The Court disagreed with the trial judge's statement that the 2010 amendments to rule 53.03, dealing with expert witnesses, introduced a “change in the role of expert witnesses”. In its view, “the changes were intended to clarify and emphasize the existing duties of expert witnesses.” The Court stated that ”the independence and objectivity of expert witnesses is fostered under existing law in a number of ways” through the ethical and professional standards of the legal profession, the ethical standards of other professional bodies and the adversarial process.
The Court stated:
 I agree with the submissions of the appellant and the interveners that it would be bad policy to disturb the well-established practice of counsel meeting with expert witnesses to review draft reports. Just as lawyers and judges need the input of experts, so too do expert witnesses need the assistance of lawyers in framing their reports in a way that is comprehensible and responsive to the pertinent legal issues in a case.
 Consultation and collaboration between counsel and expert witnesses is essential to ensure that the expert witness understands the duties reflected by rule 4.1.01 and contained in the Form 53 acknowledgment of expert's duty. Reviewing a draft report enables counsel to ensure that the report (i) complies with the Rules of Civil Procedure and the rules of evidence, (ii) addresses and is restricted to the relevant issues and (iii) is written in a manner and style that is accessible and comprehensible. Counsel need to ensure that the expert witness understands matters such as the difference between the legal burden of proof and scientific certainty, the need to clarify the facts and assumptions underlying the expert's opinion, the need to confine the report to matters within the expert witness's area of expertise and the need to avoid usurping the court's function as the ultimate arbiter of the issues.
 Counsel play a crucial mediating role by explaining the legal issues to the expert witness and then by presenting complex expert evidence to the court. It is difficult to see how counsel could perform this role without engaging in communication with the expert as the report is being prepared.
 For these reasons, I reject the trial judge's proclamation that the practice of consultation between counsel and expert witnesses to review draft reports must end. ...
Documentation and disclosure of consultations regarding draft reports:
The Court of Appeal further held that consultations between counsel and expert witnesses attract the protection of litigation privilege and that draft reports, notes and records of any consultations between experts and counsel are privileged and need not be disclosed.
The Court stated:
 Pursuant to rule 31.06(3), the draft reports of experts the party does not intend to call are privileged and need not be disclosed. Under the protection of litigation privilege, the same holds for the draft reports, notes and records of any consultations between experts and counsel, even where the party intends to call the expert as a witness.
 Making preparatory discussions and drafts subject to automatic disclosure would, in my view, be contrary to existing doctrine and would inhibit careful preparation.
 It is important to note that the litigation privilege attaching to expert reports is qualified, and disclosure may be required in certain situations.
 Absent a factual foundation to support a reasonable suspicion that counsel improperly influenced the expert, a party should not be allowed to demand production of draft reports or notes of interactions between counsel and an expert witness.

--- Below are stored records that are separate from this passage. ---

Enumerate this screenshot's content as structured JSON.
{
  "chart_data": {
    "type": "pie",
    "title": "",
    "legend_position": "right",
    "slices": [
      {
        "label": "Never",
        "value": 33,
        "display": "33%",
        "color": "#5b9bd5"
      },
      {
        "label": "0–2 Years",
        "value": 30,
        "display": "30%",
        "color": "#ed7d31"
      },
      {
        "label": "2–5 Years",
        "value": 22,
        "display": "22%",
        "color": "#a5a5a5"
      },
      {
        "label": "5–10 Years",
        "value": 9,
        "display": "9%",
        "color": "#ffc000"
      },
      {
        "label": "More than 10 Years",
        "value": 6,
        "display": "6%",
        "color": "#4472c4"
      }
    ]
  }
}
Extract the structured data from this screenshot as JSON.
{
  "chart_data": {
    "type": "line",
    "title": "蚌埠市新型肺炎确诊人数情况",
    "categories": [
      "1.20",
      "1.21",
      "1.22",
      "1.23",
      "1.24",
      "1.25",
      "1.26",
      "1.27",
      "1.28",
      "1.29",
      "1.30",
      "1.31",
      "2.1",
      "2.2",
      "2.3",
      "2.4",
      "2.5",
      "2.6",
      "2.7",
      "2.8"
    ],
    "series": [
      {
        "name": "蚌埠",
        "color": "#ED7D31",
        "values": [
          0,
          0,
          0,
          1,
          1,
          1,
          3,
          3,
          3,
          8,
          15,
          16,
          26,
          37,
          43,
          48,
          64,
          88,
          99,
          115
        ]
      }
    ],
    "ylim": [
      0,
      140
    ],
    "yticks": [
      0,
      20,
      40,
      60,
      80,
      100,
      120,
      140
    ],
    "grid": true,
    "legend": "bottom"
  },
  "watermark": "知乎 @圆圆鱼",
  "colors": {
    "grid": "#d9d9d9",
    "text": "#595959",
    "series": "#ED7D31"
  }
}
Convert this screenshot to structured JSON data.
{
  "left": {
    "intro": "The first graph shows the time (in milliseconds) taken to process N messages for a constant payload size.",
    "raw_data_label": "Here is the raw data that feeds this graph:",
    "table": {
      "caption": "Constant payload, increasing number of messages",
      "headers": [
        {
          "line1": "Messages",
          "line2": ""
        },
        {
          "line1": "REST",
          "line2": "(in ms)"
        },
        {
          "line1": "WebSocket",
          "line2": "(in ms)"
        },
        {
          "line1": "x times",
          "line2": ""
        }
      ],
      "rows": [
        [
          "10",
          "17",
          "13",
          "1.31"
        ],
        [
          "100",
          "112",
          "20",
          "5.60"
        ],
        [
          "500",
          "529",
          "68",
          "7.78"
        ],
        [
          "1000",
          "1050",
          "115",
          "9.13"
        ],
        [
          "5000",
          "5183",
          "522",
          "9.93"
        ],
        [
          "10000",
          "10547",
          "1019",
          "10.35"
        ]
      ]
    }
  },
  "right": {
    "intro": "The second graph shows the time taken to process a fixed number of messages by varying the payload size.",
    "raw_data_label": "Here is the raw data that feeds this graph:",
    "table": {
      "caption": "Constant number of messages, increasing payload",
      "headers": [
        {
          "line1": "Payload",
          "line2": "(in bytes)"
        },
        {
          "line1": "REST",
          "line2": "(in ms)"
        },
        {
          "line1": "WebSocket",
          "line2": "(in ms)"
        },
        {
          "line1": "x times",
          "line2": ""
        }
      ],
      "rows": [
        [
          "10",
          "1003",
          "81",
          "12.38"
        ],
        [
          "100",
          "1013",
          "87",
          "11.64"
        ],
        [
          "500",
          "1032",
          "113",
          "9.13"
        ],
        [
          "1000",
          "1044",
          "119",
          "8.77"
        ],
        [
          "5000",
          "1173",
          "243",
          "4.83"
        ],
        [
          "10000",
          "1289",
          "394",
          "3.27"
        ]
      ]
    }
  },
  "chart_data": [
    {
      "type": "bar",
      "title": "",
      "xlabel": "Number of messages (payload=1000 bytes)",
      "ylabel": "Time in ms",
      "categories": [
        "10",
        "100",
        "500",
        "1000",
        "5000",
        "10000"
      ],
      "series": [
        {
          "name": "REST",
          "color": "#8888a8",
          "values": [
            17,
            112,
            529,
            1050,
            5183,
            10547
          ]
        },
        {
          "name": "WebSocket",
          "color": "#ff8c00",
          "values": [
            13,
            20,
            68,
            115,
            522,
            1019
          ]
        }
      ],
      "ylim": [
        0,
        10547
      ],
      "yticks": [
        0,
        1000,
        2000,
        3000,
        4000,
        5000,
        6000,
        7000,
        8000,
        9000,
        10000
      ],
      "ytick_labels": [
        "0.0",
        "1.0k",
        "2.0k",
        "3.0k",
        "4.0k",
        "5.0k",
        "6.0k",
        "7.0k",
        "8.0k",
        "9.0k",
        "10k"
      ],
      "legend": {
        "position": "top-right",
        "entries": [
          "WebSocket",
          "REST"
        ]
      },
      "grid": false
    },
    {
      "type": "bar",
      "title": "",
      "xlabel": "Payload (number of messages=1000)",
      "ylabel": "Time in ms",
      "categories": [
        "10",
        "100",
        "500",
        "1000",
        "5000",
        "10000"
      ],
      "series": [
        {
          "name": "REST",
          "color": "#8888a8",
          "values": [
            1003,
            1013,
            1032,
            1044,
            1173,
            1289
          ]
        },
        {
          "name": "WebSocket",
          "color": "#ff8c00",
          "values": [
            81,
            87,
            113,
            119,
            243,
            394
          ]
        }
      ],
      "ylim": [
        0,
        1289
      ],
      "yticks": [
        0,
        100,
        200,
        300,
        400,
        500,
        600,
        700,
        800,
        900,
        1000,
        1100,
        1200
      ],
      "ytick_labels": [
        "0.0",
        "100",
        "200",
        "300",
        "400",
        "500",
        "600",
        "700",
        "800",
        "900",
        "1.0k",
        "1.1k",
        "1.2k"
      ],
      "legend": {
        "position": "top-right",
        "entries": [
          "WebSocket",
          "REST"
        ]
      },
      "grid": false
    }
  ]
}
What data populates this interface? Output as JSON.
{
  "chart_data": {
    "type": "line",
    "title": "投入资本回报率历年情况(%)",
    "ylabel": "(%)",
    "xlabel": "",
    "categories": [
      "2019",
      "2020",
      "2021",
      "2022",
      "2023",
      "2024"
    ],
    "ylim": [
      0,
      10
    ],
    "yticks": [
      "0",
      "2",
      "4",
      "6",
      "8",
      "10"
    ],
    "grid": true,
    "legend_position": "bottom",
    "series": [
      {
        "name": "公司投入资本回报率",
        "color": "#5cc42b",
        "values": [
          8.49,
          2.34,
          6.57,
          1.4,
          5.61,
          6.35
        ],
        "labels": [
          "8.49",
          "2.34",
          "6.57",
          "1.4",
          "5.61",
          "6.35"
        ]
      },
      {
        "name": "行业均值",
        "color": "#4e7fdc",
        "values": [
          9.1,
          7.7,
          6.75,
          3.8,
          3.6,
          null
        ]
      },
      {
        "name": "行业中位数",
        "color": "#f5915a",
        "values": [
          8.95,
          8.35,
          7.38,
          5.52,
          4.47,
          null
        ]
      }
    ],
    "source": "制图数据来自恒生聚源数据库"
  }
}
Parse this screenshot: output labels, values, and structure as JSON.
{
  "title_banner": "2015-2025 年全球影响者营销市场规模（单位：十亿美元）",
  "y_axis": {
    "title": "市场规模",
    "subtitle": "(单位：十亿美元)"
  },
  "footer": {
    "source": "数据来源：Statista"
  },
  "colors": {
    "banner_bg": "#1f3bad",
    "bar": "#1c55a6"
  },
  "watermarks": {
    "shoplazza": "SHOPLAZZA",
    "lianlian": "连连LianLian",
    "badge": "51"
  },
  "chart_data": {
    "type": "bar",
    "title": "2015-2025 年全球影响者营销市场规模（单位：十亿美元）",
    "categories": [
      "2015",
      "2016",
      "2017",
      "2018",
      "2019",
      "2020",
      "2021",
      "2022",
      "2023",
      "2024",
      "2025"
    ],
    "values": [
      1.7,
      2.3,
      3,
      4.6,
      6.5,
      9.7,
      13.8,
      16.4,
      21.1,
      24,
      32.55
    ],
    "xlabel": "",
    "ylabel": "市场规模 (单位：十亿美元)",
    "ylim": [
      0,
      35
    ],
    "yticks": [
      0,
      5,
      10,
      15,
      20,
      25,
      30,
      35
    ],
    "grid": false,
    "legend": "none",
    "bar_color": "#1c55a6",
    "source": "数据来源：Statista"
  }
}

Evidence of an hour and a half conference call plainly does not meet the threshold of constituting a factual foundation for an allegation of improper influence. In my view, the trial judge erred in law by stating that all changes in the reports of expert witnesses should be routinely documented and disclosed. She should not have ordered the production of Dr. Taylor's drafts and notes.
The appeal was dismissed as the Court of Appeal concluded that the errors did not affect the outcome and no substantial wrong or miscarriage of justice flowed from the errors.